Fast Geolocation of IP-Addresses using SQLite and SQL Server
Quite frequently, network enabled applications will store information related to IP addresses in a SQL data base. In some cases it makes sense to analyze this data based on the geographic location of each IP address, such as finding out country, state and city of origin.
The purpose of this article is to show a very fast and efficient way of querying IP address related geoinformation by using standard SQL/T-SQL statements.
IP addresses are usually reserved in Blocks and therefore storing location and owner based information is best done by specifying a range with a starting and ending IP address.
In this case we are going to use the free GeoLite City IP database, which can be found at www.maxmind.com/app/ip-location. In this database, starting and ending IP addresses are stored in their binary representation (as integers) instead of the common 3 dot notation. This allows for more compact data storage and very fast indexed searches.
Using SQLite – Simple Queries
SQLite is a very compact and fast open source DBS. Storing all the 3.4 Million rows requires a total of 68,708,352 bytes.
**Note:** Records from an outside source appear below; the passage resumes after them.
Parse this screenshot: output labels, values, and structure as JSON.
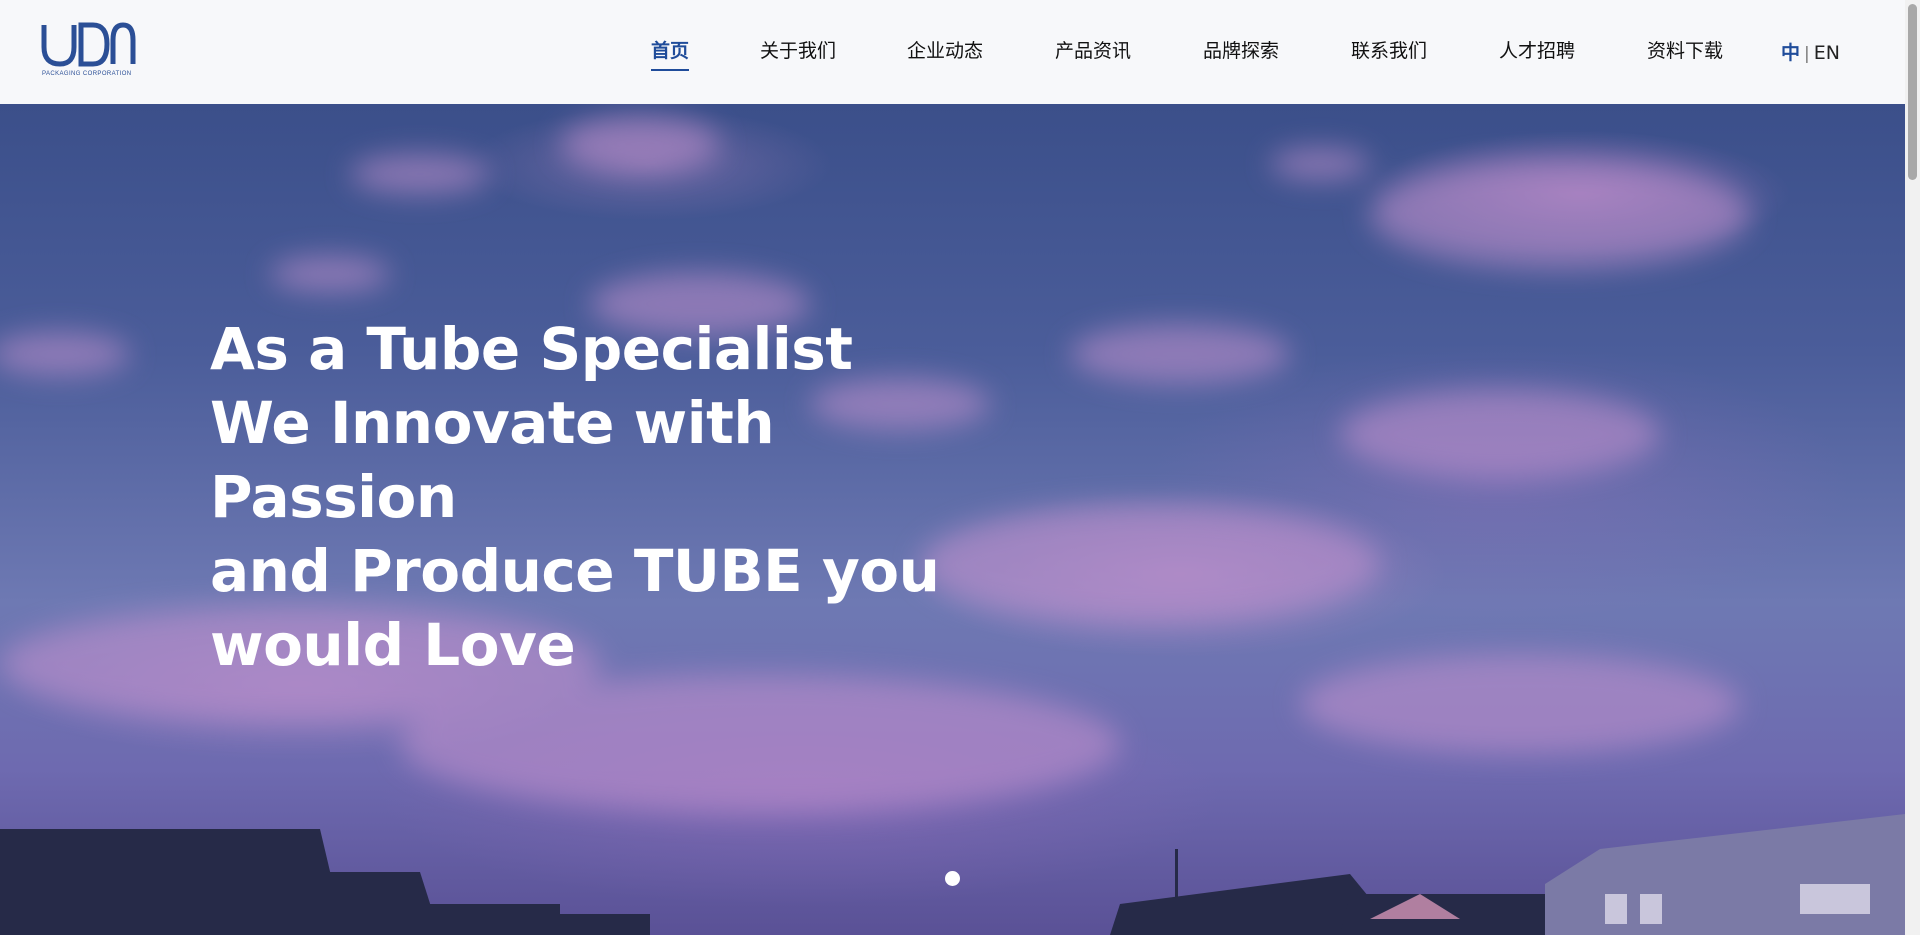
{
  "header": {
    "logo_text": "UDN",
    "logo_caption": "PACKAGING CORPORATION",
    "nav": [
      {
        "label": "首页",
        "active": true
      },
      {
        "label": "关于我们"
      },
      {
        "label": "企业动态"
      },
      {
        "label": "产品资讯"
      },
      {
        "label": "品牌探索"
      },
      {
        "label": "联系我们"
      },
      {
        "label": "人才招聘"
      },
      {
        "label": "资料下载"
      }
    ],
    "lang": {
      "zh": "中",
      "separator": "|",
      "en": "EN"
    }
  },
  "hero": {
    "lines": [
      "As a Tube Specialist",
      "We Innovate with",
      "Passion",
      "and Produce TUBE you",
      "would Love"
    ],
    "slide_dots": 1
  },
  "colors": {
    "brand": "#1f4c9a",
    "header_bg": "#f7f8fa",
    "hero_text": "#ffffff"
  }
}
Since every row consists of 12 bytes of data, in theory the minimum file size would be 41,839,740 bytes, and the overhead using SQLite amounts to approximately 64.2%, which is a decent value.
To store the data, we create the following table:
CREATE TABLE tblIP_Blocks ( START INTEGER PRIMARY KEY, END INTEGER NOT NULL, locid INTEGER NOT NULL ) |
In order to query for a location identifier, we have to find the row in the database that has a starting IP address less than or equal to the IP address we are looking for, and an ending address larger or equal the address in question. If both prerequisites are satisfied, we have found the right IP block and can use its location identifier for a lookup in the city data base.
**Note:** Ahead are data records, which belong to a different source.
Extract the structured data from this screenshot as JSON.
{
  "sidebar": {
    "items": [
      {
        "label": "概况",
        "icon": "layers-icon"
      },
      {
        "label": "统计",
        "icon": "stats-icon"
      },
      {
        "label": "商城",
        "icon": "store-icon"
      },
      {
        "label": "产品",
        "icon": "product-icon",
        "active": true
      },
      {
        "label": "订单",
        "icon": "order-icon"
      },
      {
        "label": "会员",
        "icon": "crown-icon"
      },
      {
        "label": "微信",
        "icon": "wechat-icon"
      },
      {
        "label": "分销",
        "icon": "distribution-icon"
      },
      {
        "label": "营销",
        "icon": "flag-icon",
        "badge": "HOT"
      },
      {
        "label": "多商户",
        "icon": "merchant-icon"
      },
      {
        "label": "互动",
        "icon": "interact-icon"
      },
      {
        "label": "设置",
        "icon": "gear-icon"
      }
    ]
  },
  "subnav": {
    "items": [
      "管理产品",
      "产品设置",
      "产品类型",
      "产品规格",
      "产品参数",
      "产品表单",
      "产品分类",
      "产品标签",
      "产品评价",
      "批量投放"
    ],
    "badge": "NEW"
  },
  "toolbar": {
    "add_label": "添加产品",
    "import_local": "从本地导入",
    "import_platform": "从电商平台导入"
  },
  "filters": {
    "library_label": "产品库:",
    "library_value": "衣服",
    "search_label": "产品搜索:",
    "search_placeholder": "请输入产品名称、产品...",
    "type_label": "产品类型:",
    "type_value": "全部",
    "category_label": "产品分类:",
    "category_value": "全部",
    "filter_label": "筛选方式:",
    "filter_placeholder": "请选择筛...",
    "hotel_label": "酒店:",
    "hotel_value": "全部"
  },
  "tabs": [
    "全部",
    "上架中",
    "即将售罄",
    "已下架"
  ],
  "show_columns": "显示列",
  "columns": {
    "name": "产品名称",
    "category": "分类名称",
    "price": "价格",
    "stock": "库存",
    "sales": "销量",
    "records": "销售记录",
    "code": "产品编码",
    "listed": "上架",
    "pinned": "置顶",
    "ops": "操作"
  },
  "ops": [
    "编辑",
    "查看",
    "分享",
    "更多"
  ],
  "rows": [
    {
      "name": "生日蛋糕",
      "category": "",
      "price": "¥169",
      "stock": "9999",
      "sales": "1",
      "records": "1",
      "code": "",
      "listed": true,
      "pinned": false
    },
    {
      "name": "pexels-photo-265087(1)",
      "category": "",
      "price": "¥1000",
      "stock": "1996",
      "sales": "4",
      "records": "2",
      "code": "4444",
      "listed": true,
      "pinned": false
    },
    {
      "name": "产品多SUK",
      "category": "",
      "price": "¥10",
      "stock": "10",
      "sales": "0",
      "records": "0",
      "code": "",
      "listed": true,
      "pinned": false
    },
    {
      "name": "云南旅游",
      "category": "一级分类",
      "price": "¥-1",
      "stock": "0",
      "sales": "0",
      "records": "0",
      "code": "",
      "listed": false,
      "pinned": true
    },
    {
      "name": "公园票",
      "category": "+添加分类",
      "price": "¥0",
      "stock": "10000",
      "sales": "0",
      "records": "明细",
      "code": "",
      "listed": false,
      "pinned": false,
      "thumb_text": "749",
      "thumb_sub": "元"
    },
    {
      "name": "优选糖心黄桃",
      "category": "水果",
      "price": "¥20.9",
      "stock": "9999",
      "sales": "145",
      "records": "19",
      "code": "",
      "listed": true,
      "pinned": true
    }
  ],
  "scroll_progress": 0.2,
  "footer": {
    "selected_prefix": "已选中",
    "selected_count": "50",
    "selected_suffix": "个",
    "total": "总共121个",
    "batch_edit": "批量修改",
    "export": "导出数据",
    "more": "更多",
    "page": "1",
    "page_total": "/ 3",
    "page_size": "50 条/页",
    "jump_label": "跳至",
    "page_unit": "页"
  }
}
Finding an IP block is straightforward:
SELECT locid FROM tblIP_Blocks WHERE @ip BETWEEN START AND END |
However this is very slow, even when start is a primary key and there is a secondary key on the end column. On my machine, SQLite would perform with less than one lookup per second. Why is it so slow? In the above case, the SQL statement does not contain enough information about the structure of our data. The database assumes that for any row where the start column is larger than or equal ip needs to be checked whether or not the end column is less than or equal ip.
However, since our list of IP blocks does not contain any overlapping blocks we can be sure that only the row with the lowest start value being less than or equal ip is a potential match. All othe rows can be safely skipped. Lets see how we can speed this up:
SELECT locid FROM ( SELECT locid FROM tblIP_Blocks WHERE START <= @ip ORDER BY START DESC LIMIT 1 ) WHERE END > @ip |
In this case we are operating on the primary key of the table (which is sorted in descending order) and return the first row that matches the predicate. Keep in mind that this will only work because we sort the result of the subquery before returning the first resulting row. Then we retrieve the row data and check if the address is also within the bounds of the end IP address. This simple measure will result in a lookup performance more than 12000 lookups per second.
SELECT locid, END FROM tblIP_Blocks WHERE START <= @ip ORDER BY START DESC LIMIT 1 |
You might be able to speed this up by another 10% by dropping the subquery and verifying the end variable in your application code.
Why are we not using a combined primary key, or an index on two columns? Due to some SQLite intrinsics, creating a primary key with more than one column will result in the file growing by an additional 8 byte per row, and in our case we have a row count of 3,486,645. Besides, speed would not increase compared to the approach described before.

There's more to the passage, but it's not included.